Второй мотив — «страх боли и истязаний». Но и самый страх притупляется. «Понадобится его усиливать». Совсем не понадобится, ибо не на страхе основано употребление розги. «Неужели нужно у ребенка поставить совесть в зависимость от розги?» Нет, потому что нужно, наоборот, розгу поставить в зависимость от совести ребенка. «Если он хотя на минуту убедится, что его проступки могут остаться незамеченными, — как вы думаете, воспользуется ли он своею мнимою свободою?» Может быть, и воспользуется, если неразумный воспитатель ставил его совесть, по дикому выражению знаменитого хирурга, в зависимость от розги, что, полагаю, едва ли кто где делал. Вообще, в литературе 60-х годов нам немало встречается довольно бессодержательного зубоскальства, которое одним из ярких представителей радикальнейших взглядов было заклеймено названием цветов невинного юмора1. Насмешка оружие очень сильное, но становится жаль усилий, истраченных на стрельбу мимо цели.

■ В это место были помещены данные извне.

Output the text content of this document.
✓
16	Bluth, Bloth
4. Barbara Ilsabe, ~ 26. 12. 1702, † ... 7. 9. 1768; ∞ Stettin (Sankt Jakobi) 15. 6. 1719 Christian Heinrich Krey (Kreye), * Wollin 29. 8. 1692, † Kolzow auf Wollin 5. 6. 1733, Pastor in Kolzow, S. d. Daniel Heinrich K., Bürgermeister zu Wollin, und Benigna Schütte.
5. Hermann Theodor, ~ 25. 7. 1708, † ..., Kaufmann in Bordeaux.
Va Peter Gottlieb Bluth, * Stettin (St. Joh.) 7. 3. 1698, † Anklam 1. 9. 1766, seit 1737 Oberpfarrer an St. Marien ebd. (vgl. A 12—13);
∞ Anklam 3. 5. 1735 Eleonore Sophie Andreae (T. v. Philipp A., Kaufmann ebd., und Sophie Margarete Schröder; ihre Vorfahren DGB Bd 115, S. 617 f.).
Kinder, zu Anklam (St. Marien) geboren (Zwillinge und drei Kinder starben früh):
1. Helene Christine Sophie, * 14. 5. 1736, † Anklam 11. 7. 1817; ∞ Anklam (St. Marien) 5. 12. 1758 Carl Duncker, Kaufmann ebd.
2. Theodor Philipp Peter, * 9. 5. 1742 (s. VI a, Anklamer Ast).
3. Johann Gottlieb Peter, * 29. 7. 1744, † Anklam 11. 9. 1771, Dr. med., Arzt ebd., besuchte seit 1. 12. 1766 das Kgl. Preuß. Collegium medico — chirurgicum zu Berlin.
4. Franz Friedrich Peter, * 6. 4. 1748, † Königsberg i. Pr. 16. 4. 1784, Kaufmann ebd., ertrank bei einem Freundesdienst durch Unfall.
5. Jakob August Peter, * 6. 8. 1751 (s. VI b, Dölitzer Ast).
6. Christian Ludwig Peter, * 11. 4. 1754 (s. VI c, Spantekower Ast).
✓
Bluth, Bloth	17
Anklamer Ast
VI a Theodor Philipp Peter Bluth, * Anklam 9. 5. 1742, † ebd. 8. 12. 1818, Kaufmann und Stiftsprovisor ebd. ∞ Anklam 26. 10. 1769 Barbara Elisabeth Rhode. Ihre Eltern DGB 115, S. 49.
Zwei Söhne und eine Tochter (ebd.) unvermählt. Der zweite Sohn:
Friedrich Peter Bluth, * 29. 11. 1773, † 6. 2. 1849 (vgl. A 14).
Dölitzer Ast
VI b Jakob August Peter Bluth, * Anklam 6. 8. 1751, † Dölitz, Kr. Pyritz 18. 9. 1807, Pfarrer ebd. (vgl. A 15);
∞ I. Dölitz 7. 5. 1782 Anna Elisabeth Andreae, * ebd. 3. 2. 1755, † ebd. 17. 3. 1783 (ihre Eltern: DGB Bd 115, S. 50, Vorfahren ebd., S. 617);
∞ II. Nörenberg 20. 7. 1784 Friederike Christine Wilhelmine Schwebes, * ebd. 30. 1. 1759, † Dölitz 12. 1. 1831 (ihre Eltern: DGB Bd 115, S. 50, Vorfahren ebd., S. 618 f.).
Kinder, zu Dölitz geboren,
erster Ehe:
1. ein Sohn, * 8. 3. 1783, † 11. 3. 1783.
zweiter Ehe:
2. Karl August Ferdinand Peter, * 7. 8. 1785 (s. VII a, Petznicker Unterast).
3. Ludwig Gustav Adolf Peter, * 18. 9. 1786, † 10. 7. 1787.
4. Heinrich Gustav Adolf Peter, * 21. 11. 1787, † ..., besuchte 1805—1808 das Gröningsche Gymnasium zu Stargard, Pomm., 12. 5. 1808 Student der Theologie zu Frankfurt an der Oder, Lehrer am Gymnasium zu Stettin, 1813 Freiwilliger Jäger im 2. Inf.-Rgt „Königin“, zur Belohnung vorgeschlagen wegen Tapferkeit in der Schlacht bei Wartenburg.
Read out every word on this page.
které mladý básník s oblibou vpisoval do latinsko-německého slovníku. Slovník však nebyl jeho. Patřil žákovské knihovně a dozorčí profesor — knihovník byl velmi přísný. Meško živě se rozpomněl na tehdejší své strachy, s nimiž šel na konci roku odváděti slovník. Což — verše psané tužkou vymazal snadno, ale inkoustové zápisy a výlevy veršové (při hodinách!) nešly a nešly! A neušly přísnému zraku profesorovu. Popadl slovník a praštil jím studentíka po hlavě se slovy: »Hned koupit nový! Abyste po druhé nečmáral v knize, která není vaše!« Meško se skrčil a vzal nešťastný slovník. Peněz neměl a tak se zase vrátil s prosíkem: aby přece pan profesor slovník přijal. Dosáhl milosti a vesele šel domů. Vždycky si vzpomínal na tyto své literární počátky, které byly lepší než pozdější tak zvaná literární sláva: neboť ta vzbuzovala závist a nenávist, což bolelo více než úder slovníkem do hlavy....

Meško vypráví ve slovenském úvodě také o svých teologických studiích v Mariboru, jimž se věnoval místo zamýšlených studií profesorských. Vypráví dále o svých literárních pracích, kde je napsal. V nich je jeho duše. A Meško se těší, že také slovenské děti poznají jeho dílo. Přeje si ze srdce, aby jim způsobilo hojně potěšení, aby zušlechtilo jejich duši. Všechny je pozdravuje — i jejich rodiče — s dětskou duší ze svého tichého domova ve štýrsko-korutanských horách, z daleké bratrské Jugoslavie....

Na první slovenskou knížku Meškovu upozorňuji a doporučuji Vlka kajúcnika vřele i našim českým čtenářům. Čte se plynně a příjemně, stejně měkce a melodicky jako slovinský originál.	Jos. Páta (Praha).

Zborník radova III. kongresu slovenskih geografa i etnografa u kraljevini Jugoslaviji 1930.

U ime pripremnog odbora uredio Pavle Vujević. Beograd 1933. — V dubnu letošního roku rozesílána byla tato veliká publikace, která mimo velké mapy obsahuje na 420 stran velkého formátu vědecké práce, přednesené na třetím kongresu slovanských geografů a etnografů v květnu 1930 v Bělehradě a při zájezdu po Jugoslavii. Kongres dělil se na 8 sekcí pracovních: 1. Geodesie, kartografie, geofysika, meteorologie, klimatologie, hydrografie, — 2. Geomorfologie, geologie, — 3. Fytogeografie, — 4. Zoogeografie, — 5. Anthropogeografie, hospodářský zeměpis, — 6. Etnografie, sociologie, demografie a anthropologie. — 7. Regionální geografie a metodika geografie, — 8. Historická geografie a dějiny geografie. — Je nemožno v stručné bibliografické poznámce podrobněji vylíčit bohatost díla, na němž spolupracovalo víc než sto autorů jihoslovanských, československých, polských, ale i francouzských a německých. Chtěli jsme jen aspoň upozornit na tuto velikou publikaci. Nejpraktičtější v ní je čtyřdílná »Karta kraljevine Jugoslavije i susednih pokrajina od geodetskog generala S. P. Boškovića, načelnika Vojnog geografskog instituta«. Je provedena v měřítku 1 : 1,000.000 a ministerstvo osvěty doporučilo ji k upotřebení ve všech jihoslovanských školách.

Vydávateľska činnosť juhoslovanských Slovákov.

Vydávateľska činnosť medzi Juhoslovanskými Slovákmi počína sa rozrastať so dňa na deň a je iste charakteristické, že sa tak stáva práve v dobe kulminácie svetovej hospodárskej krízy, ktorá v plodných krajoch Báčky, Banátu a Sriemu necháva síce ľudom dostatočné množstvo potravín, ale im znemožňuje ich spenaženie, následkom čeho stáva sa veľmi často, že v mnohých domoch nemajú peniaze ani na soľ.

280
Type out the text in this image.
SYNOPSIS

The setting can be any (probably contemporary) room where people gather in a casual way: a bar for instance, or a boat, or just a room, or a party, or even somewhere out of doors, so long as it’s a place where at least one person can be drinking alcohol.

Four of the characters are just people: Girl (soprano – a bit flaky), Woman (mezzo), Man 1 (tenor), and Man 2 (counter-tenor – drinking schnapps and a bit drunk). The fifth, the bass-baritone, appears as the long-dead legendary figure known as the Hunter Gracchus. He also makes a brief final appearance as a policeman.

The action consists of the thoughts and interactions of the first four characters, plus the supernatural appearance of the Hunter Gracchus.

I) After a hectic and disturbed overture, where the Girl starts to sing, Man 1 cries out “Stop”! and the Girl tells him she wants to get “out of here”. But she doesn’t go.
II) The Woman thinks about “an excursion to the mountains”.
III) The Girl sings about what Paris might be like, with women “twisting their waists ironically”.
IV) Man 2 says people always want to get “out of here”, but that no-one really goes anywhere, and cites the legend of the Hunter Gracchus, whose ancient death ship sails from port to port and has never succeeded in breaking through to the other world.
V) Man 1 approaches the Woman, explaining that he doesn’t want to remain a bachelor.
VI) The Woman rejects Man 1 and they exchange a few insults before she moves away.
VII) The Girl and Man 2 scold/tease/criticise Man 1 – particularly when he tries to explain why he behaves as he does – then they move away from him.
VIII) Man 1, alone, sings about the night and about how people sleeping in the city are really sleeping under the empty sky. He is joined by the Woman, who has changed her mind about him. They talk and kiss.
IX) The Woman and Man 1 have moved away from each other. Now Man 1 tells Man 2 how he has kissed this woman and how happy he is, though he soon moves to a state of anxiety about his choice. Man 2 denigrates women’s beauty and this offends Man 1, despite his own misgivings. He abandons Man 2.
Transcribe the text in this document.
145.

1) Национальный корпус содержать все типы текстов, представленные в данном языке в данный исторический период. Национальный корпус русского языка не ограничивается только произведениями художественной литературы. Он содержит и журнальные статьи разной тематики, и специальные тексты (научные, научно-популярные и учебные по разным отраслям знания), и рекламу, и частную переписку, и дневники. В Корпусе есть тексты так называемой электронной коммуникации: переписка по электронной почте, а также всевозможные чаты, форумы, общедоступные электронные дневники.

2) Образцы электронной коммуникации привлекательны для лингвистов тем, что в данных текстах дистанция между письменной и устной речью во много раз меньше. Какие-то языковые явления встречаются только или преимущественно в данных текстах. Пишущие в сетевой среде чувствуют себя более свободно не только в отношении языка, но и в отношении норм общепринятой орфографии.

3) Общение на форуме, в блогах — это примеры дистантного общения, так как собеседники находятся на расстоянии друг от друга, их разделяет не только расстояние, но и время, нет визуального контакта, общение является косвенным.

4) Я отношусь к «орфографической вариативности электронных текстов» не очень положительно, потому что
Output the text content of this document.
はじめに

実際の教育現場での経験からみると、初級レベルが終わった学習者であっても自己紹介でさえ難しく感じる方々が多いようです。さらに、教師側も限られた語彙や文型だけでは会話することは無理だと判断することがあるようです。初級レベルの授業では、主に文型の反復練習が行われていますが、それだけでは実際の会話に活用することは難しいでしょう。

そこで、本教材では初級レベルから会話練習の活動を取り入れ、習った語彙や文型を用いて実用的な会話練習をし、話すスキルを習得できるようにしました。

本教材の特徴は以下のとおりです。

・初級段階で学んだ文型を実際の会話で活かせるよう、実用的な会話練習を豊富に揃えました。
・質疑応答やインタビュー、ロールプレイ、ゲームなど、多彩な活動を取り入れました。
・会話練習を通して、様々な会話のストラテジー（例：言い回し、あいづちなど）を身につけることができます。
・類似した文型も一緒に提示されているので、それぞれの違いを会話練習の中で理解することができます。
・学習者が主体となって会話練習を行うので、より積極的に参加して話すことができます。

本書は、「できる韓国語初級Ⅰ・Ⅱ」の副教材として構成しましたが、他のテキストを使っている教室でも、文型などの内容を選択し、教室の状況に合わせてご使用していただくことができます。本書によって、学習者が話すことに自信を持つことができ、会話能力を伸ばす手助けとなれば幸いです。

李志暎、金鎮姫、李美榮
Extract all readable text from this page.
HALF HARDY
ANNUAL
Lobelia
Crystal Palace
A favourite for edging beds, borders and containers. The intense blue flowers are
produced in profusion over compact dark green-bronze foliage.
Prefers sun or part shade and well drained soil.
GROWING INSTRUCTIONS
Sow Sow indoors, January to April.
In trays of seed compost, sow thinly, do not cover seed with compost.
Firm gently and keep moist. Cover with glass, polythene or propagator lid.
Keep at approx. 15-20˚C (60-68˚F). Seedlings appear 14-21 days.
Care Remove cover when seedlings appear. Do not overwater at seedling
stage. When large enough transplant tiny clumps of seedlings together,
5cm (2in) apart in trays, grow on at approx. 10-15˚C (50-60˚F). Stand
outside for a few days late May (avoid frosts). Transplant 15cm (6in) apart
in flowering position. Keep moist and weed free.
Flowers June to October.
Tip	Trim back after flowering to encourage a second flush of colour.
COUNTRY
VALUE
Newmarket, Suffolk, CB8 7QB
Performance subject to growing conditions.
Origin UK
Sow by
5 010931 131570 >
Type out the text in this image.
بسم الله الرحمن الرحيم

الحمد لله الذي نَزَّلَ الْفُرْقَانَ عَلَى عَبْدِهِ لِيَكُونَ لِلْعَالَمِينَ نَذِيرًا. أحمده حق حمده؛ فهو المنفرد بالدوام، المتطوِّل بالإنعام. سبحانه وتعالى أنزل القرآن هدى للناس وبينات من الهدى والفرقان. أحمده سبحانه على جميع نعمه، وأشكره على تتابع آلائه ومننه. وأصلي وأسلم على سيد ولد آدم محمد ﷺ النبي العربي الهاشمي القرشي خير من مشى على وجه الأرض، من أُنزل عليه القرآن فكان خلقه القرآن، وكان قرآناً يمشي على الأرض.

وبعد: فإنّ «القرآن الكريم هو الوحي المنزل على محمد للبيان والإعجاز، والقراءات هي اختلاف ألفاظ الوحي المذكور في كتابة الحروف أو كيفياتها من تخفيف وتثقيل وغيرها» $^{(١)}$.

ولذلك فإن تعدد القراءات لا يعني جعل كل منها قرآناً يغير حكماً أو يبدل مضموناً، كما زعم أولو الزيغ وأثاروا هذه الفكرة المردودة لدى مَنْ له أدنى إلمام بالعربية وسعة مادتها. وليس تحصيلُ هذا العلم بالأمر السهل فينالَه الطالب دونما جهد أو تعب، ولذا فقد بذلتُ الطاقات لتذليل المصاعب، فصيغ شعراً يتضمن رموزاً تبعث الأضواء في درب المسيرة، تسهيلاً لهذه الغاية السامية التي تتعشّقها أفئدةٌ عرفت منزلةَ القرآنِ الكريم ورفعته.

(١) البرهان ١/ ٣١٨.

Но если совесть в нем пробуждена, то не воспользуется. Докажете ли, что розга препятствует развитию ребенка? И каждый раз, как ребенка прибьют, он становится бессовестнее? Едва ли. Только полнейшая оторванность от жизни может позволить приводить в защиту своей мысли всякие аргументы, почерпнутые из размышлений. Автор «Темного царства» имел основание смотреть на общество как на собрание тиранов и жертв. Но мы уже можем довериться здравому смыслу народа, который употреблял розгу не иначе, как с добрыми намерениями и с чистым сердцем. Розга сама по себе вовсе не так могущественна.

Если в нем развиты стыд и страх, то и тогда не прельстит его мнимая свобода. Если он чувствует стыд быть наказанным, то ему тяжело будет делать то, за что он подвергался стыду. Если он боится ударов и боли, то он остережется проступка из страха обнаружения. Важная ошибка заключается в том, что наказание считается мотивом последующих действий ребенка, чего на самом деле почти никогда не бывает.

Конечно, наказание, как всякий другой случай в жизни ребенка, не остается без влияния на его действия, но поступки ребенка часто вызываются причинами, действующими непосредственно, перед которыми бледнеют воспоминания и угрожающие ожидания. Только дрянная и слабая натура удерживается от проступка страхом наказания. Сильная и энергичная натура предпочтет исполнение своей воли избежанию неприятных последствий своеволия. Лишь твердо укрепившиеся привычки и нравственные мотивы могут сдержать маленького человека. Страх наказаний сдерживает лишь того, кто их не испытывал. Чрезмерно гуманное воспитание потворствует преобладанию чувственных побуждений — потому что слабое и изнеженное тело является господином души почти всегда, тогда как сурово воспитанное, крепкое и закаленное тело более склонно служить и подчиняться духу. Ведь и дух не иначе может проявиться, как через тело, и наивысшие подвиги человеческой любви чаще всего совершались посредством отдания своего тела на муки того или другого рода: истязания, казни, холод, голод, нищета и т.д. Воспитание стремится не к тому только, чтобы развить в человеке духовную жизнь, но и к тому, чтобы сделать его тело послушным слугою духа. Страх бывает 2 родов: ужас неизвестных бедствий — и опасение известных опасностей. 1-й — чрезмерен, 2-й — соответствует опасности и характеру.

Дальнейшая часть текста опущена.